ベートーヴェンの主題による変奏曲作品351874年作曲で演奏時間は18分弱にも及びます。この時彼は39歳、フォーレなどと共に国民音楽協会をフランスで設立してから数年が経った頃の作品です。そんな意欲も生き生きとこの作品にも投影されています。元々のベートーヴェンの作品の誠実で質や技巧の面で凝っている傾向は疎かにせずに音の強弱の面でメリハリをしっかりと付け、時折流麗な技巧も発揮させてきます。サン=サーンスがピアニストとしても活躍し、古典派の音楽に精通しただけの事はあります。この曲では作曲者自身のベートーヴェンの研究成果を曲にした感があり、動物の謝肉祭の様な華麗さは抑制されています。

 

2人のピアニストも濃密に音響を奏で、実に淑やかに聴かせてます。ピアノの鍵盤へのタッチも凝っています。

 

その他の曲はと言いますと、ポロネーズ(1886年作曲)では華麗に力強くリズムを刻んでいます。
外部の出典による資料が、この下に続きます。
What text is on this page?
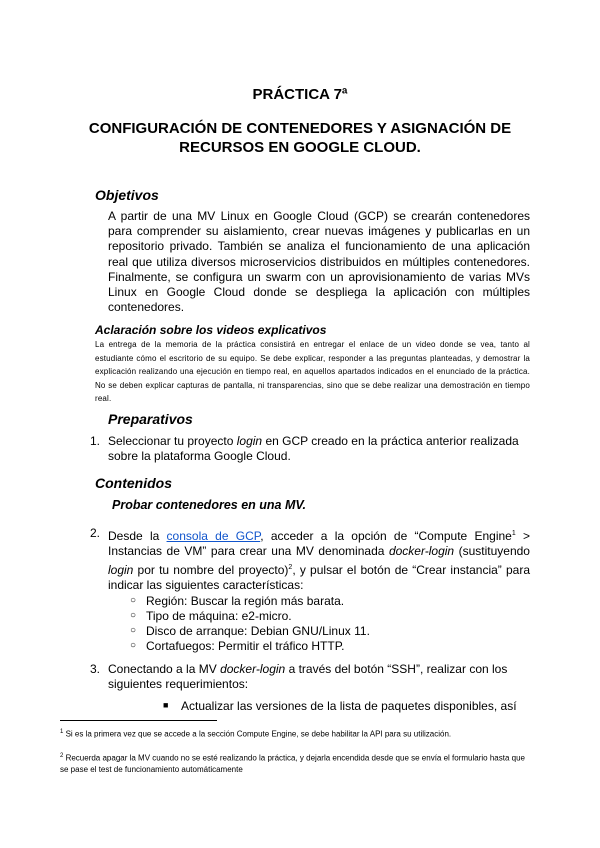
PRÁCTICA 7ª
CONFIGURACIÓN DE CONTENEDORES Y ASIGNACIÓN DE RECURSOS EN GOOGLE CLOUD.
Objetivos
A partir de una MV Linux en Google Cloud (GCP) se crearán contenedores para comprender su aislamiento, crear nuevas imágenes y publicarlas en un repositorio privado. También se analiza el funcionamiento de una aplicación real que utiliza diversos microservicios distribuidos en múltiples contenedores. Finalmente, se configura un swarm con un aprovisionamiento de varias MVs Linux en Google Cloud donde se despliega la aplicación con múltiples contenedores.
Aclaración sobre los videos explicativos
La entrega de la memoria de la práctica consistirá en entregar el enlace de un video donde se vea, tanto al estudiante cómo el escritorio de su equipo. Se debe explicar, responder a las preguntas planteadas, y demostrar la explicación realizando una ejecución en tiempo real, en aquellos apartados indicados en el enunciado de la práctica. No se deben explicar capturas de pantalla, ni transparencias, sino que se debe realizar una demostración en tiempo real.
Preparativos
1. Seleccionar tu proyecto login en GCP creado en la práctica anterior realizada sobre la plataforma Google Cloud.
Contenidos
Probar contenedores en una MV.
2. Desde la consola de GCP, acceder a la opción de “Compute Engine$^1$ > Instancias de VM” para crear una MV denominada docker-login (sustituyendo login por tu nombre del proyecto)$^2$, y pulsar el botón de “Crear instancia” para indicar las siguientes características:
○ Región: Buscar la región más barata.
○ Tipo de máquina: e2-micro.
○ Disco de arranque: Debian GNU/Linux 11.
○ Cortafuegos: Permitir el tráfico HTTP.
3. Conectando a la MV docker-login a través del botón “SSH”, realizar con los siguientes requerimientos:
■ Actualizar las versiones de la lista de paquetes disponibles, así
$^1$ Si es la primera vez que se accede a la sección Compute Engine, se debe habilitar la API para su utilización.
$^2$ Recuerda apagar la MV cuando no se esté realizando la práctica, y dejarla encendida desde que se envía el formulario hasta que se pase el test de funcionamiento automáticamente
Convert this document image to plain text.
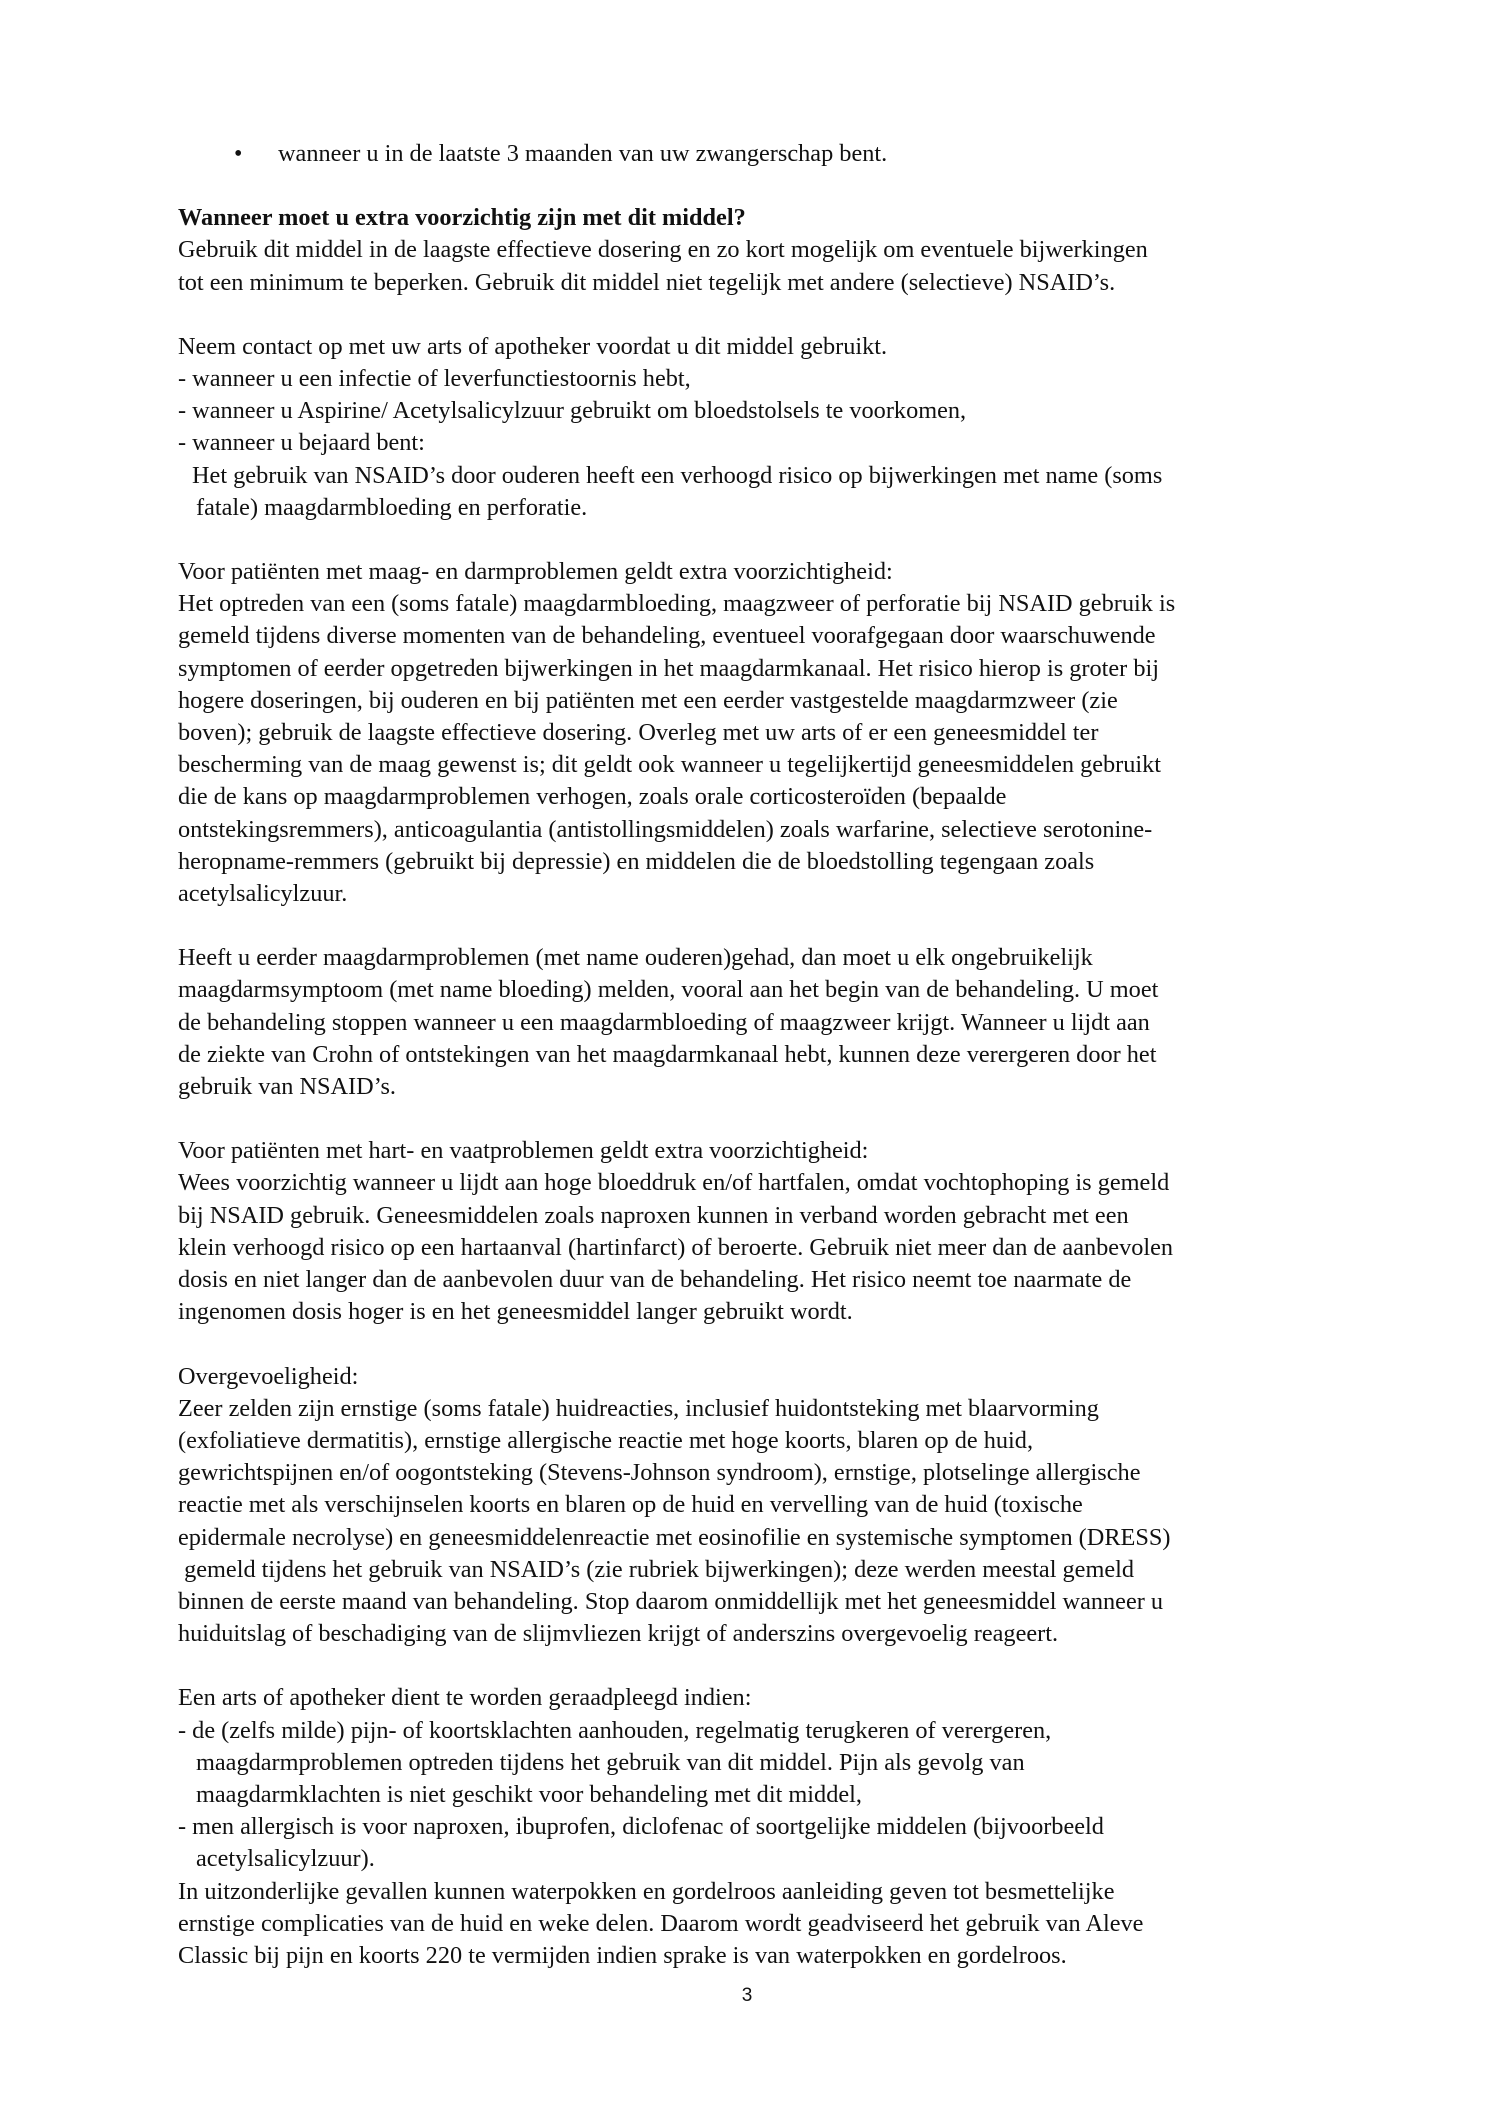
• wanneer u in de laatste 3 maanden van uw zwangerschap bent.
Wanneer moet u extra voorzichtig zijn met dit middel?
Gebruik dit middel in de laagste effectieve dosering en zo kort mogelijk om eventuele bijwerkingen
tot een minimum te beperken. Gebruik dit middel niet tegelijk met andere (selectieve) NSAID’s.
Neem contact op met uw arts of apotheker voordat u dit middel gebruikt.
- wanneer u een infectie of leverfunctiestoornis hebt,
- wanneer u Aspirine/ Acetylsalicylzuur gebruikt om bloedstolsels te voorkomen,
- wanneer u bejaard bent:
Het gebruik van NSAID’s door ouderen heeft een verhoogd risico op bijwerkingen met name (soms
fatale) maagdarmbloeding en perforatie.
Voor patiënten met maag- en darmproblemen geldt extra voorzichtigheid:
Het optreden van een (soms fatale) maagdarmbloeding, maagzweer of perforatie bij NSAID gebruik is
gemeld tijdens diverse momenten van de behandeling, eventueel voorafgegaan door waarschuwende
symptomen of eerder opgetreden bijwerkingen in het maagdarmkanaal. Het risico hierop is groter bij
hogere doseringen, bij ouderen en bij patiënten met een eerder vastgestelde maagdarmzweer (zie
boven); gebruik de laagste effectieve dosering. Overleg met uw arts of er een geneesmiddel ter
bescherming van de maag gewenst is; dit geldt ook wanneer u tegelijkertijd geneesmiddelen gebruikt
die de kans op maagdarmproblemen verhogen, zoals orale corticosteroïden (bepaalde
ontstekingsremmers), anticoagulantia (antistollingsmiddelen) zoals warfarine, selectieve serotonine-
heropname-remmers (gebruikt bij depressie) en middelen die de bloedstolling tegengaan zoals
acetylsalicylzuur.
Heeft u eerder maagdarmproblemen (met name ouderen)gehad, dan moet u elk ongebruikelijk
maagdarmsymptoom (met name bloeding) melden, vooral aan het begin van de behandeling. U moet
de behandeling stoppen wanneer u een maagdarmbloeding of maagzweer krijgt. Wanneer u lijdt aan
de ziekte van Crohn of ontstekingen van het maagdarmkanaal hebt, kunnen deze verergeren door het
gebruik van NSAID’s.
Voor patiënten met hart- en vaatproblemen geldt extra voorzichtigheid:
Wees voorzichtig wanneer u lijdt aan hoge bloeddruk en/of hartfalen, omdat vochtophoping is gemeld
bij NSAID gebruik. Geneesmiddelen zoals naproxen kunnen in verband worden gebracht met een
klein verhoogd risico op een hartaanval (hartinfarct) of beroerte. Gebruik niet meer dan de aanbevolen
dosis en niet langer dan de aanbevolen duur van de behandeling. Het risico neemt toe naarmate de
ingenomen dosis hoger is en het geneesmiddel langer gebruikt wordt.
Overgevoeligheid:
Zeer zelden zijn ernstige (soms fatale) huidreacties, inclusief huidontsteking met blaarvorming
(exfoliatieve dermatitis), ernstige allergische reactie met hoge koorts, blaren op de huid,
gewrichtspijnen en/of oogontsteking (Stevens-Johnson syndroom), ernstige, plotselinge allergische
reactie met als verschijnselen koorts en blaren op de huid en vervelling van de huid (toxische
epidermale necrolyse) en geneesmiddelenreactie met eosinofilie en systemische symptomen (DRESS)
gemeld tijdens het gebruik van NSAID’s (zie rubriek bijwerkingen); deze werden meestal gemeld
binnen de eerste maand van behandeling. Stop daarom onmiddellijk met het geneesmiddel wanneer u
huiduitslag of beschadiging van de slijmvliezen krijgt of anderszins overgevoelig reageert.
Een arts of apotheker dient te worden geraadpleegd indien:
- de (zelfs milde) pijn- of koortsklachten aanhouden, regelmatig terugkeren of verergeren,
maagdarmproblemen optreden tijdens het gebruik van dit middel. Pijn als gevolg van
maagdarmklachten is niet geschikt voor behandeling met dit middel,
- men allergisch is voor naproxen, ibuprofen, diclofenac of soortgelijke middelen (bijvoorbeeld
acetylsalicylzuur).
In uitzonderlijke gevallen kunnen waterpokken en gordelroos aanleiding geven tot besmettelijke
ernstige complicaties van de huid en weke delen. Daarom wordt geadviseerd het gebruik van Aleve
Classic bij pijn en koorts 220 te vermijden indien sprake is van waterpokken en gordelroos.
3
舞踊の形式もあり、作曲者もショパンを相当意識した事が伺えます。豊潤な和声もたっぷりで、ピアニスト・サン=サーンスの真髄を垣間見たかのようです。

 

1890年作曲のスケルツォもサン=サーンスの華麗なテクニックが健在、その曲ではリストのメフィスト・ワルツの影響か何処と空虚さのある技巧の旋律が冒頭などで何回か登場しています。その後は目まぐるしく活発なテクニックを発揮させて曲が展開していきます。

 

この曲は特にフランツ・リストの影響が大きく表れていて、サン=サーンスが彼の音楽の普及にも務めた事や当時としては先進的な作曲家だと言われたのもよく分かります。